No existía una directriz específica que impidiera informar sobre lo que sucedía en el Palacio de la Zarzuela ni una «conspiración del silencio», tal como menciona José Antonio Zarzalejos en su obra *Felipe VI, un rey en la adversidad*. Sin embargo, había una cierta reserva; pocos se atrevían a comprometer la reputación del individuo que encarnaba una institución fundamental para una democracia aún en sus primeras etapas. Manuel Soriano, en su libro *Sabino Fernández Campo, la sombra del rey*, señala que existía una norma no escrita en los medios de comunicación de aquella época: «No se puede atacar al jefe del Estado». El jefe de la Casa Real asumía el rol de guardián de esta norma.
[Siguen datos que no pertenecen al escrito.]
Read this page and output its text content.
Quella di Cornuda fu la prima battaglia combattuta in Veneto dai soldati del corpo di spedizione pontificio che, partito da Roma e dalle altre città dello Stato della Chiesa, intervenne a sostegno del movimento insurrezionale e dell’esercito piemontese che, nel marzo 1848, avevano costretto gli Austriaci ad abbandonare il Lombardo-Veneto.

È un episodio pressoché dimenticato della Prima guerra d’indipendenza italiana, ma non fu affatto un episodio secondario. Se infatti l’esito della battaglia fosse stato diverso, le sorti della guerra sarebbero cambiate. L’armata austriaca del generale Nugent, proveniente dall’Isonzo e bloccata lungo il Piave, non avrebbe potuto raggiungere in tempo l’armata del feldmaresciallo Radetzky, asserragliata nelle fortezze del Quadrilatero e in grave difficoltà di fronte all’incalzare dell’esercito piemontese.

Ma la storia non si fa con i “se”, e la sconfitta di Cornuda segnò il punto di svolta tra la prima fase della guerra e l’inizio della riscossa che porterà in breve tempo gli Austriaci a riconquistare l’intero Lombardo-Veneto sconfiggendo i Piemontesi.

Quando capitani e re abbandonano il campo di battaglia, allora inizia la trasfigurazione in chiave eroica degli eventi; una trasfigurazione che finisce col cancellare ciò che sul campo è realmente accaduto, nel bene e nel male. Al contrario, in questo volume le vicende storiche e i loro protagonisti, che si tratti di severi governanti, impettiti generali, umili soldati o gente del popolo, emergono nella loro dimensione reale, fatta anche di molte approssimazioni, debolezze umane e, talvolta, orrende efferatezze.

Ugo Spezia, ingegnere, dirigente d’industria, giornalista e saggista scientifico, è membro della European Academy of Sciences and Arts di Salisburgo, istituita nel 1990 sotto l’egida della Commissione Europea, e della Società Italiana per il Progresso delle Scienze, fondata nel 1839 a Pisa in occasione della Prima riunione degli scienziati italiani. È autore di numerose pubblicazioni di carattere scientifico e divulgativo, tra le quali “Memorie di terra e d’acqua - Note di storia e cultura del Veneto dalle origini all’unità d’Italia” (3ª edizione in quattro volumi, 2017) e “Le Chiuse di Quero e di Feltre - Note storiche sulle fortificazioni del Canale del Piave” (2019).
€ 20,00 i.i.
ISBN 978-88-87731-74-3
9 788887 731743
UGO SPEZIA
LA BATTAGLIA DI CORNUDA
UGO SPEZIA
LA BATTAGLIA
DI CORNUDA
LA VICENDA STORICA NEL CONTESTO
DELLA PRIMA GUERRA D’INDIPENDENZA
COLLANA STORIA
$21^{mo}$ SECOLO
A los reporteros les proporcionaba algunas informaciones confidenciales, presentándolo como un secreto de Estado, pero siempre añadía que no debían publicarse. Aún así, su intención era que estas noticias eventualmente trascendieran. Soriano rememora que durante esos años tranquilos (1985), solo hubo una ocasión en que Sabino, como solían llamarlo los periodistas, tuvo que actuar con determinación para evitar la difusión de un rumor perjudicial para su Majestad. Esto sucedió en relación a unas cartas de amor que la Condesa Olghina de Robiland quería que se hicieran públicas, las cuales quedaron en el olvido tras el pago de 8 millones de pesetas, sumas que fueron cubiertas por… ¡Prado y Colón de Carvajal!